Ce dernier phénomène a souvent été remarqué par nos soldats pendant la désastreuse campagne de Russie; alors que ces malheureux s’asseyaient sur la neige pour y prendre quelque repos, il arrivait que de violentes explosions se faisaient entendre autour d’eux: «Encore l’ennemi! se disaient-ils; toujours, toujours sur nos pas! Un ciel de fer sur nos têtes, et devant nous des déserts de glace sans horizon!» Ils reprenaient leurs armes avec désespoir et marchaient vers le lieu d’où l’explosion s’était fait entendre, et ils ne trouvaient rien, rien que des arbres que l’intensité du froid avait fait éclater avec un bruit semblable à celui du canon.
Plus on s’approche des pôles, plus le nombre des végétaux diminue; au Spitzberg, au Groënland, au Kamtschatka, le nombre des espèces ne dépasse pas trente.
De même qu’elle se montre sur les plus hautes montagnes, la végétation pénètre aux plus grandes profondeurs, dans les entrailles de la terre, dans les cavernes, dans les mines les plus profondes; mais à ces deux extrémités, il n’y a que des champignons et des lichens.
On trouve sur une haute montagne, en la parcourant de sa base à son sommet, à peu près tous les changements de végétation que l’on pourrait observer en voyageant de l’équateur au pôle nord. Au pied de la montagne végètent les plantes des plaines et des contrées méridionales de l’Europe. Les chênes occupent le premier plan; cinq ou six cents pieds au-dessus sont les hêtres; plus haut, les ifs, pins et sapins; puis viennent les aliziers, les bouleaux, les rhododendrons; plus haut encore, on trouve les daphnés, les globulaires, les cistes ligneux. Dans la région des glaces se montrent les saxifrages, les primevères; puis enfin les lichens.

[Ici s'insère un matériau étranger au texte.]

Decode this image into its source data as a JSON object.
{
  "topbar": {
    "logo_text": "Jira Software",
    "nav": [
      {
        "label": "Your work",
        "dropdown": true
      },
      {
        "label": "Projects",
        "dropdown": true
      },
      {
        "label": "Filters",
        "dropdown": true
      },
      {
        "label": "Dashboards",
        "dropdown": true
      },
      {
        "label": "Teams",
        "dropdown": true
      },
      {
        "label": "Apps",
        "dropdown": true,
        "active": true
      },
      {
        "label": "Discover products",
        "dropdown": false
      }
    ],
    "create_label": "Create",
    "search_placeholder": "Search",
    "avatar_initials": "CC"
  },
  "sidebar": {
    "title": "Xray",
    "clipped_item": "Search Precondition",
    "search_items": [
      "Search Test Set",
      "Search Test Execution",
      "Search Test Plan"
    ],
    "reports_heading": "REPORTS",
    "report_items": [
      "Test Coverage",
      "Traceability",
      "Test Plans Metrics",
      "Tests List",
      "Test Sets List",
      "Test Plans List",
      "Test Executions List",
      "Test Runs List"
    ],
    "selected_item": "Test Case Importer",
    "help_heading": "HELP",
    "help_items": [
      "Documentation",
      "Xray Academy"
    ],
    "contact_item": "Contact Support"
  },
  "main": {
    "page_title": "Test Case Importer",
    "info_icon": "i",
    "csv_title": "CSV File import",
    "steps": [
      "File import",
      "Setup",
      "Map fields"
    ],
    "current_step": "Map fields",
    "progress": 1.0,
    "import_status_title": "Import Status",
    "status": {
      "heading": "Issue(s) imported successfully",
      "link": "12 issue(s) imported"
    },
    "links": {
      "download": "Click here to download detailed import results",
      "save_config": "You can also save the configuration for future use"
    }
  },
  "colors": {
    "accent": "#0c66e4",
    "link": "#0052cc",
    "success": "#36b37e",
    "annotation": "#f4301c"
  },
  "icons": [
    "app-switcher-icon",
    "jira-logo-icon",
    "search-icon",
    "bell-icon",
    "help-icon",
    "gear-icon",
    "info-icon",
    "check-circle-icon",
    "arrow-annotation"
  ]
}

La végétation qui n’existe que faiblement dans un lieu peut y devenir abondante et vigoureuse; tout se modifie, tout change: les marais se dessèchent, les rochers que nous voyons nus et arides porteront peut-être quelque jour des arbres majestueux. Dans les marais, la surface des eaux se couvre d’abord d’une écume verdâtre; ce sont des conferves, frêles plantes auxquelles succèdent des carex, des roseaux, des typhas; puis viennent les sphaignes, qui se multiplient d’une manière prodigieuse. A mesure que ces plantes végètent, leur détritus exhausse le fond du marais, qui finit par se dessécher entièrement. Il en est de même des rochers: des lichens crustacés viennent d’abord marbrer leur surface; de leur décomposition naissent des lichens d’un autre ordre sur le détritus desquels paraissent plus tard des graminées; puis, enfin, la terre végétale augmentant sans cesse, les végétaux ligneux se montrent.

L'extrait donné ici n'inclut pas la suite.